Artificial Pancreas App for Children with Type 1 Diabetes - European Medical Journal

Artificial Pancreas App for Children with Type 1 Diabetes

1 Mins
Diabetes

A LIFE-CHANGING Android app has been created to manage insulin delivery in very young children affected by Type 1 diabetes. The app, CamAPS FX, was developed by Roman Hovorka from the Wellcome-MRC Institute of Metabolic Science (ISM), University of Cambridge, UK, and acts as an artificial pancreas for children aged 1 or older by using an algorithm to automatically adjust insulin delivery based on real-time glucose levels. Hovorka explained: “CamAPS FX makes predictions about what it thinks is likely to happen next based on past experience. It learns how much insulin the child needs per day and how this changes at different times of the day. It then uses this to adjust insulin levels to help achieve ideal blood sugar levels. Other than at mealtimes, it is fully automated, so parents do not need to continually monitor their child’s blood sugar levels.” This treatment approach, described as a hybrid-closed loop system, promises to tackle many of the challenges of traditional sensor-augmented pump therapy, which requires the child’s guardians to continuously monitor glucose levels to adjust the insulin dose to deliver.

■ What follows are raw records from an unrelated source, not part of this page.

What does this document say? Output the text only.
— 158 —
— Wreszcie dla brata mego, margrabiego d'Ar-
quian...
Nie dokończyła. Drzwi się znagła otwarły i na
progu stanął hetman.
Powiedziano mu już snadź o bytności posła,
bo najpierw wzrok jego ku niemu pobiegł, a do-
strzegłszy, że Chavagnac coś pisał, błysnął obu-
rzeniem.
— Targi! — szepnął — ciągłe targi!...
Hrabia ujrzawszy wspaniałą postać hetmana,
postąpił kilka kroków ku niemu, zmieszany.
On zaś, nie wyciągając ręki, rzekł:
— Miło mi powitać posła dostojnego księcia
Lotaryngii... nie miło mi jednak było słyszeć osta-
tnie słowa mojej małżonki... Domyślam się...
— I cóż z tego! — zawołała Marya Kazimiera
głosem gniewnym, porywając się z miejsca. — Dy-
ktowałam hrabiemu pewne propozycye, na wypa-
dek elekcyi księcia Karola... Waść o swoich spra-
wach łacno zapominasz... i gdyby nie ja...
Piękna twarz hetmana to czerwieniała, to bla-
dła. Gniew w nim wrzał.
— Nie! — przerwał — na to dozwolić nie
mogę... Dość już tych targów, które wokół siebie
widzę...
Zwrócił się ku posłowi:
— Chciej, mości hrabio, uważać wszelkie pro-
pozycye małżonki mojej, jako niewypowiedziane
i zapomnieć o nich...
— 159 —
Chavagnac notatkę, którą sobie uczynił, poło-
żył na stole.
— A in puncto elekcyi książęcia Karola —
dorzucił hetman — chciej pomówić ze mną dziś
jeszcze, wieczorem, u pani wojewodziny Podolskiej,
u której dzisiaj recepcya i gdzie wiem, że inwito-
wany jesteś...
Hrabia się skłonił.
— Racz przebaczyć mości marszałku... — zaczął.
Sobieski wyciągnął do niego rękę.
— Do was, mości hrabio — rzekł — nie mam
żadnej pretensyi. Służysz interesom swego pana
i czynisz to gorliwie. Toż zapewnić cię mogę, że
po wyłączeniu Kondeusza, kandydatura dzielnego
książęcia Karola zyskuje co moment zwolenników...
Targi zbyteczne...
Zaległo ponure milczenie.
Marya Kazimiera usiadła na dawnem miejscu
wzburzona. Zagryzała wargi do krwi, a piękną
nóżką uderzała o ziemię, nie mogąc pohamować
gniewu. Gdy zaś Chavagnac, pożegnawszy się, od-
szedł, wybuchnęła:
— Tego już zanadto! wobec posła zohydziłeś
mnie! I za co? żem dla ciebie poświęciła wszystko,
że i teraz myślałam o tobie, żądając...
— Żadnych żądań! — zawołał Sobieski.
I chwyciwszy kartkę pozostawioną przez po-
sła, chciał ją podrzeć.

This system has now been tested on a cohort of 74 children aged 1–7 from paediatric diabetes centres in the UK, Luxembourg, Austria, and Germany. The trial involved children using the CamAPS FX app for 16 weeks, followed by a control treatment with sensor-augmented pump therapy for 16 weeks. The study found that the app was not only safe to use but also that with this novel treatment blood sugar levels were in the target-range for almost three quarters of the day (71.6%), around 9 percentage points higher than the control group. Children using the app also spent less than 22.9% of their time with elevated blood sugar, lowering their risk of developing diabetes-related complications. Commenting on the importance of these findings, the study’s first author Julia Ware, Wellcome-MRC IMS, University of Cambridge, UK, explained: “Parents have described our artificial pancreas as ‘life-changing’ as it meant they were able to relax and spend less time worrying about their child’s blood sugar levels, particularly at night-time. They tell us it gives them more time to do what any ‘normal’ family can do, to play and do fun things with their children.”